Сидевшая рядом со мной женщина пронзительно вскрикнула. Как выяснилось, ее семейство все еще находилось в районе Дельты и она ничего не знала о судьбе родных. Все остальные в молчаливом оцепенении гипнотизировали глазами экран.

— Губернаторы провинций Риверз, Дельта и Бейлза выступили с официальными обращениями к населению, — говорила репортерша. — Местным жителям предлагается сохранять спокойствие и, за исключением чрезвычайных случаев, не покидать свои дома и квартиры. Кроме того, с сегодняшнего дня вступает в силу комендантский час. Нарушители будут подвергнуты немедленному аресту. Не выполнившие распоряжения военных властей рискуют потерять не только свободу, но и жизнь, поскольку солдатам отдан приказ стрелять на поражение.

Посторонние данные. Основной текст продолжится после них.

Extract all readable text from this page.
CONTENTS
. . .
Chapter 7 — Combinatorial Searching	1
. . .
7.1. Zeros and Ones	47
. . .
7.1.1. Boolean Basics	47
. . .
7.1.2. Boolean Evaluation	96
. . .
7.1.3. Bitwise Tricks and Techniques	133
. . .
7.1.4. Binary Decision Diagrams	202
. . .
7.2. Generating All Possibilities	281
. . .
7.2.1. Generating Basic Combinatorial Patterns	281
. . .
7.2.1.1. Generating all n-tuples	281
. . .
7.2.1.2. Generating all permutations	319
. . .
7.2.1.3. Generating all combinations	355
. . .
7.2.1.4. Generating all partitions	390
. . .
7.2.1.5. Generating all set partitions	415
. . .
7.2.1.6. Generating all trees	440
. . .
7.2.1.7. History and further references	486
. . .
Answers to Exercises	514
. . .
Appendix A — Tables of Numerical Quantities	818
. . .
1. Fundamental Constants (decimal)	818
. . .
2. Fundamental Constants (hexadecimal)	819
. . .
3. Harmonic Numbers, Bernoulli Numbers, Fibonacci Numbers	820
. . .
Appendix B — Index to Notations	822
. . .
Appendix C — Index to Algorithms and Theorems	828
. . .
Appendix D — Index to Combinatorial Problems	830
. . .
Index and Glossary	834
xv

Прикованный ко мне Оуэнс сказал:

— Началась посадка в ваш самолет. Пойдемте, детектив Кросс. Вы не представляете, с какой радостью я улетел бы сейчас с вами. Я ведь из округа Колумбия, как и вы, давно не был дома и чертовски скучаю по своим.

Я взял номер телефона родственников Оуэнса в Вашингтоне и пообещал позвонить его матери.

Через несколько минут всех, кто находился в зале ожидания, повели на посадку. Когда мы вышли на поле, я услышал голос человека, звавшего меня по имени, и повернул голову в сторону терминала.

От того, что я увидел, у меня замерло сердце, а все мои планы изменились.

Из толпы, собравшейся около терминала, на меня смотрел отец Бомбата. Поняв, что я вижу его, он вскинул над головой свою крохотную, будто детскую ручонку и помахал мне.

Похожий на высоченную башню, рядом со священником — если Бомбата действительно был священником — стоял Тигр. Или Аби Сованде. Заметив меня, этот монстр поднял руку и провел большим пальцем по горлу.

Интересно, что он тем самым хотел показать? Что еще ничего не кончено?

Ну что ж. Я и сам так думал.

Действительно, ничего еще не кончено. Ведь я буду продолжать расследование, чего бы мне это ни стоило.

И очень может быть, Тигр знал об этом.